ECLI:NL:CRVB:2015:3085
Centrale Raad van Beroep
- Hoger beroep
- Rechtspraak.nl
Intrekking van bijstand na niet tijdig overleggen van gevraagde gegevens
In deze zaak gaat het om de intrekking van bijstand aan appellant, die vanaf 25 april 2012 bijstand ontving op basis van de Wet werk en bijstand (WWB). Appellant heeft op 2 mei 2013 het college geïnformeerd dat zijn minderjarige dochter bij hem woont. Het college heeft appellant verzocht om bepaalde gegevens te overleggen, waaronder bankafschriften en toekenningsbeschikkingen. Appellant heeft echter geweigerd deze gegevens te verstrekken, met als argument dat deze informatie van algemene bekendheid was of niet relevant. Het college heeft daarop de bijstand van appellant opgeschort en later ingetrokken, omdat hij de gevraagde gegevens niet tijdig had overgelegd.

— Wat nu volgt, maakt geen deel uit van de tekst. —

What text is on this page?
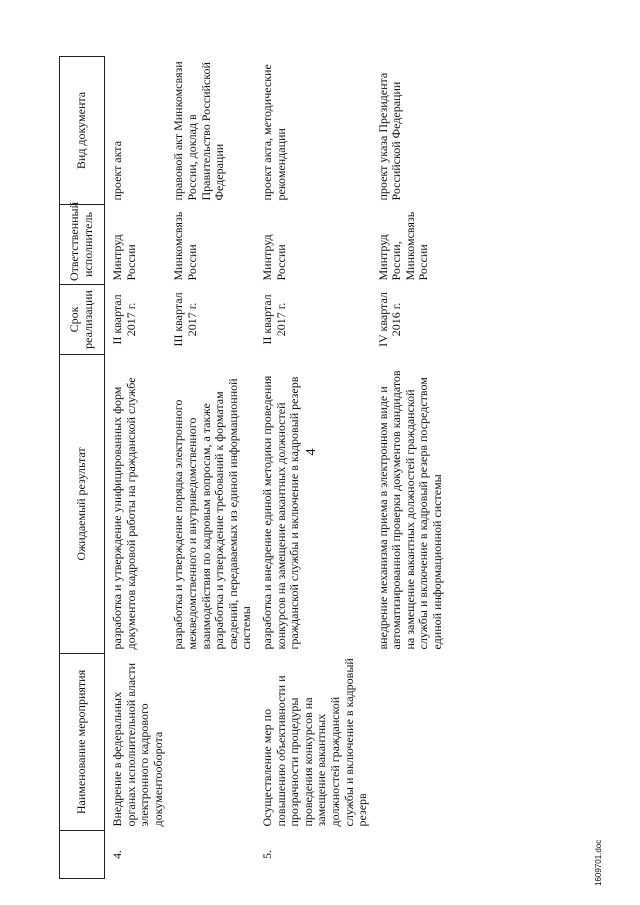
4
1609701.doc
	Наименование мероприятия	Ожидаемый результат	Срок реализации	Ответственный исполнитель	Вид документа
4.	Внедрение в федеральных органах исполнительной власти электронного кадрового документооборота	разработка и утверждение унифицированных форм документов кадровой работы на гражданской службе	II квартал 2017 г.	Минтруд России	проект акта
		разработка и утверждение порядка электронного межведомственного и внутриведомственного взаимодействия по кадровым вопросам, а также разработка и утверждение требований к форматам сведений, передаваемых из единой информационной системы	III квартал 2017 г.	Минкомсвязь России	правовой акт Минкомсвязи России, доклад в Правительство Российской Федерации
5.	Осуществление мер по повышению объективности и прозрачности процедуры проведения конкурсов на замещение вакантных должностей гражданской службы и включение в кадровый резерв	разработка и внедрение единой методики проведения конкурсов на замещение вакантных должностей гражданской службы и включение в кадровый резерв	II квартал 2017 г.	Минтруд России	проект акта, методические рекомендации
		внедрение механизма приема в электронном виде и автоматизированной проверки документов кандидатов на замещение вакантных должностей гражданской службы и включение в кадровый резерв посредством единой информационной системы	IV квартал 2016 г.	Минтруд России, Минкомсвязь России	проект указа Президента Российской Федерации
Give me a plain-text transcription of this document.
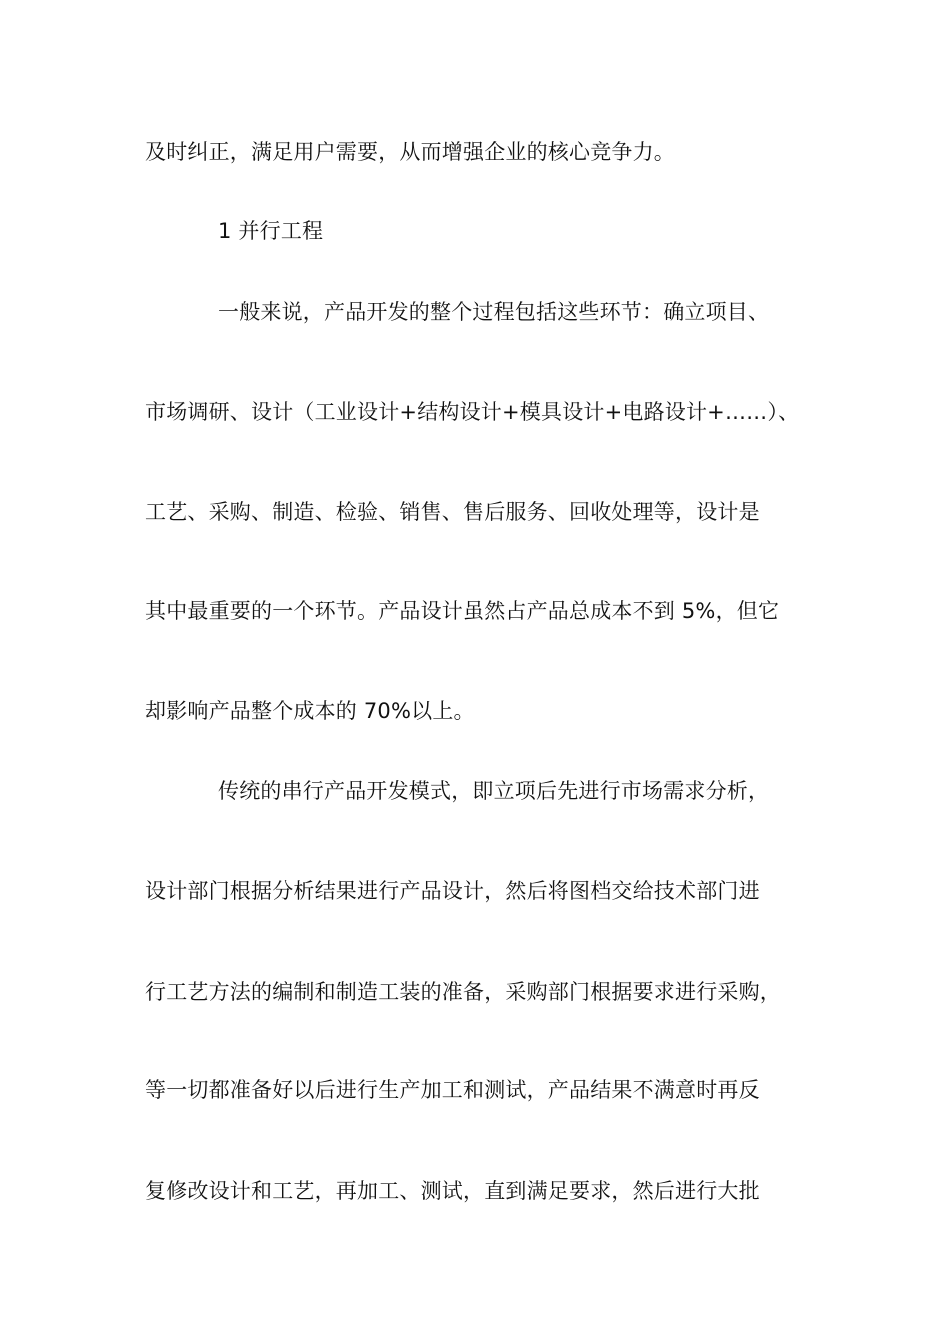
及时纠正，满足用户需要，从而增强企业的核心竞争力。
1 并行工程
一般来说，产品开发的整个过程包括这些环节：确立项目、
市场调研、设计（工业设计+结构设计+模具设计+电路设计+……）、
工艺、采购、制造、检验、销售、售后服务、回收处理等，设计是
其中最重要的一个环节。产品设计虽然占产品总成本不到 5%，但它
却影响产品整个成本的 70%以上。
传统的串行产品开发模式，即立项后先进行市场需求分析，
设计部门根据分析结果进行产品设计，然后将图档交给技术部门进
行工艺方法的编制和制造工装的准备，采购部门根据要求进行采购，
等一切都准备好以后进行生产加工和测试，产品结果不满意时再反
复修改设计和工艺，再加工、测试，直到满足要求，然后进行大批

De rechtbank heeft het beroep van appellant tegen de intrekking van de bijstand ongegrond verklaard. Appellant heeft in hoger beroep aangevoerd dat het college onterecht heeft gehandeld door de bijstand in te trekken, omdat de gevraagde gegevens al bekend waren bij het college of op een andere manier verkregen konden worden. De Centrale Raad van Beroep heeft echter geoordeeld dat appellant verzuimd heeft om de gevraagde gegevens binnen de gestelde termijn te overleggen en dat dit verzuim hem kan worden verweten. De Raad heeft vastgesteld dat de gevraagde gegevens essentieel waren voor de beoordeling van het recht op bijstand.
De Raad heeft de argumenten van appellant verworpen, waaronder het standpunt dat de gevraagde informatie overbodig was. De Raad heeft geoordeeld dat het aan het college is om te bepalen welke gegevens noodzakelijk zijn voor de beoordeling van de bijstandsverlening. De rechtbank heeft terecht geoordeeld dat de in beroep alsnog overgelegde gegevens niet van betekenis zijn voor de beoordeling van het bestreden besluit. De Raad heeft de aangevallen uitspraak bevestigd en het hoger beroep van appellant afgewezen.